RIM will take a $485m hit for its stockpiled BlackBerry PlayBook mountain, the company has announced, though insists it is still “committed” to the 7-inch tablet and its believe that “the tablet market is still in its infancy.” The Canadian company recently slashed the entry-level PlayBook to sub-$200 and it looks like such discounting is likely to stick around; RIM “now believes that an increase in promotional activity is required to drive sell-through to end customers” and claims that the cut-price QNX slate saw significantly increased demand.
Nonetheless, while some retailers apparently cancelled recent orders, blaming stock shortages after buyers flocked to the cheaper tablet, RIM says it still has a significant number left over. It blames the increasingly competitive tablet ecosystem, as well as delays pushing PlayBook OS 2.0 back to February 2012, along with features like native email support.

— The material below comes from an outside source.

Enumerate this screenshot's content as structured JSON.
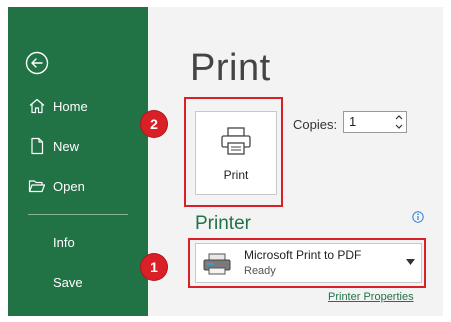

“Although a number of factors have led to the need for an inventory provision in the third quarter, we believe the PlayBook, which will be further enhanced with the upcoming PlayBook OS 2.0 software, is a compelling tablet for consumers that also offers unique security and manageability features for the enterprise. Early results from recent PlayBook promotions indicate a significant increase in demand across most channels. We look forward to continuing to grow the installed base of PlayBook users and to attracting more and more developers to expand the volume of applications, content and services that leverage the power of the industry leading QNX-based platform” Mike Lazaridis, Co-CEO, RIM
Still, the company says that its retail partners sold more than the 150,000 PlayBook units RIM shipped out in Q3, which means they too might be finally clearing some of their unsold stock from earlier in the year. The majority of RIM’s $485m hit to clear out the PlayBook stock will be non-cash.